2 T1 = diet containing 3% poultry fat (PF), T2 = diet with PF 2% + 1% fish oil (FOR), T3 = diet with 1% + 2% PF for diet and T4 = with 3% for the
3 SAT = saturated, MUFA monounsaturated fatty acids
4 **= P
Table 5. N-6 and n-3 PUFA composition of lipids in chicken breast muscle as the influence of the experimental diets
Experimental diets 2
Fatty Acid3 T1 T2 T3 T4 P SE 4
(% Of total of methyl esters of fatty acids)
C18: 2n6cis 2.76c 1.86d 4.92b 12.15a 0.24 ***
C20: 4N6 1.59B 1.76a 1.80A 1.21c 0.03 ***
Total n6 4.35d 6.68c 8.66b 13.36a 0.26 ***
C18: 3n3 1.59B 0.70c 2.17a 2.40a 0.11 ***
C20: 5n3 1.04d 5.84c 8.53b 10.54a 0.04 ***
C22: 5n3 0.15d 0.10b 0.20A 0.29A 0.02 ***
C22: 6N3 0.15d 0.66c 2.39b 3.80a 0.15 ***
Total n3 3.79d 12.41c 16.27b 20.04a 0.21 ***
Total PUFA 8.14d 8.14d 24.85b 33.16a 0.42 ***
n6: n3 1.14a 0.53c 0.53c 0.66b 0.02 ***
a, b values in the same row and variable with superscript common are not significantly different.

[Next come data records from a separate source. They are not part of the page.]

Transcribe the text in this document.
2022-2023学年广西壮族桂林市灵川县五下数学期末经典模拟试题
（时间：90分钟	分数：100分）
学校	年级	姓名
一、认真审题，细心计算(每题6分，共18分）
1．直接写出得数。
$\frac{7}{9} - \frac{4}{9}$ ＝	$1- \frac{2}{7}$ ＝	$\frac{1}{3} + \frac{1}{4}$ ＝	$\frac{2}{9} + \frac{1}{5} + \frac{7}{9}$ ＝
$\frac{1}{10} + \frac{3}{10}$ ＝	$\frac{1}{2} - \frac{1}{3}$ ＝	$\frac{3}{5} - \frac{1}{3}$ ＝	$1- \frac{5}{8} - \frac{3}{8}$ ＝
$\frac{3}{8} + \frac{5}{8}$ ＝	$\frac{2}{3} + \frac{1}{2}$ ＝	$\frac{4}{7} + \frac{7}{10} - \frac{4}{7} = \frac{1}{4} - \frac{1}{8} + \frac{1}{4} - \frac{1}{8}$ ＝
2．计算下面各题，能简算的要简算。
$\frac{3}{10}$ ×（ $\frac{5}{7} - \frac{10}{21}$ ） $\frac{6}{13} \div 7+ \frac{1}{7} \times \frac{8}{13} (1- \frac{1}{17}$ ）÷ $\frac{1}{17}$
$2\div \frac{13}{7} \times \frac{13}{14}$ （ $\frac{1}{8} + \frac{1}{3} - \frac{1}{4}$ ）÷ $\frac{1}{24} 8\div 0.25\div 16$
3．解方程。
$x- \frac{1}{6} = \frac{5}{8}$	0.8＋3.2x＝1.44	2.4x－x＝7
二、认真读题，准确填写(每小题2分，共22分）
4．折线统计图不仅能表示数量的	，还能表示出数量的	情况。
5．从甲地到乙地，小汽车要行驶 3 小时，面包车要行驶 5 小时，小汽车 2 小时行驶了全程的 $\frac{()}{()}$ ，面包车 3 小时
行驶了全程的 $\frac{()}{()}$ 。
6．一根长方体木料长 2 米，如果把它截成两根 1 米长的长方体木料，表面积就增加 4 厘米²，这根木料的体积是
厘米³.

1 Values are means of eight observations per treatment and their standard errors.
2 T1 = diet with 3% fat Poultry (PF), T2 = diet with PF 2% + 1% fish oil (FOR), T3 = diet with 1% + 2% PF for diet, T4 = 3% for
3 PUFA = acids polyunsaturated fatty
4 ***= P
5ND = not detected
CONCLUSIONS
The results of this experiment indicated that the increase level of fish oil in the dietary fat resulted from improved performance of chickens and n-6 PUFA and LC n-3 PUFA content of breast tissue increases with the replacement of PF by FOR. Of course, the increase in the amounts of LC n-3 PUFA was nearly doubled. But unlike the n-3 content, the n-6 content in tissues is much more dependent on the n-6: n-3 in the n-6 FA content in the diet. This n-3 LC-PUFAs was almost independent of the n-6 concentration in the diet. Thus, the optimal ratio of n-6: n-3 tissue can only be achieved by the addition of marine products like fish oil to the diet of chicken.